Dr. Thomas Dimmig, an orthopedic surgeon and president of the company, said his organization is using Nuance’s ACI in one of its offices in the Research Triangle Park area of North Carolina. Not all exam rooms in that office are equipped with the technology, but the goal is to deploy more going forward, he explained in a phone interview.

He said the journey to clinical documentation began years ago, when Jared Pelo, the founder of medical documentation startup iScribes, reached out to groups in the Research Triangle asking if anyone would be interested in a new form of remote digital scribing. iScribes equips doctors with a mobile app, and trained virtual medical scribes complete the documentation work.

At that time, Dimmig was president of Triangle Orthopaedic Associates, one of the groups that merged into EmergeOrtho. Dimmig responded to Pelo’s email and his organization began using iScribes.

“It was a solution to our nightmare of clinical documentation in a smart, disruptive way,” Dimmig recalled.

Nuance later acquired iScribes. Now, EmergeOrtho has been working with Nuance on the ACI project for about the last six to eight months. While the ROI on this type of technology is complicated, it’s useful for improving efficiency, Dimmig said.

“The beauty of it is when I walk out of the room, I’m done,” he declared.

In other words, it’s hard to put a price on mental peace like this. Dimmig declined to disclose EmergeOrtho’s financial relationship with Nuance.

Nuance isn’t the only company addressing clinical documentation. A startup called Notable offers a wearable app for doctors that records the patient encounter and enters information into the EHR. Another new company, Suki, leverages AI to power a voice assistant that helps doctors with documentation. The tool also integrates with the EHR.

However, what differentiates Nuance from such startups is that it has massive amounts of data to build accurate models on which the AI can be trained, Durlach declared. The company commits $300 million annually to healthcare R&D.

There are also larger cloud companies competing in the space, such as Microsoft that has developed an AI chatbot platform and an AI-powered scribe service. While these companies have money, they may not have the relationships Nuance has cultivated with EHR vendors, Durlach noted.

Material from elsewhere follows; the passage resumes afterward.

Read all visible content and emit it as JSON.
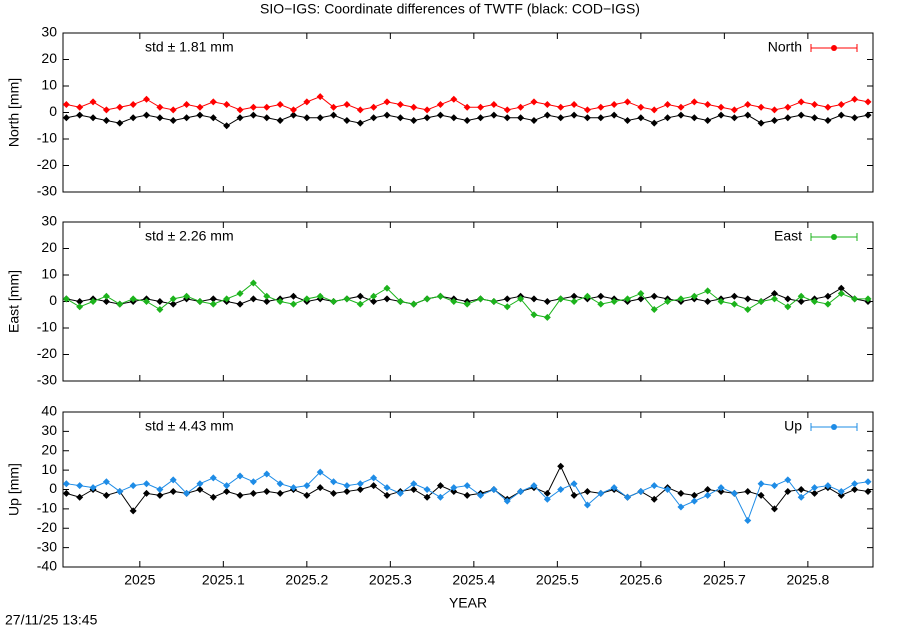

Overall, the goal of ACI is to enable doctors to focus on their patients rather than the clinical note or technology.

“Our primary mission in our healthcare division is to build technology that allows clinicians to get back to taking care of patients,” Durlach said.

And one element of that could be better eye contact between doctor and patients, which can boost patient satisfaction.

Recent studies have found a “clinician’s eye contact (gaze) with patients is a significant predictor for perceived patient-centered communication and satisfaction, while establishing eye contact between the clinician and patient is linked to perceptions of higher levels of clinician communication, empathy, attention and warmth,” wrote Ellen Taylor, vice president for research at The Center for Health Design, in an email.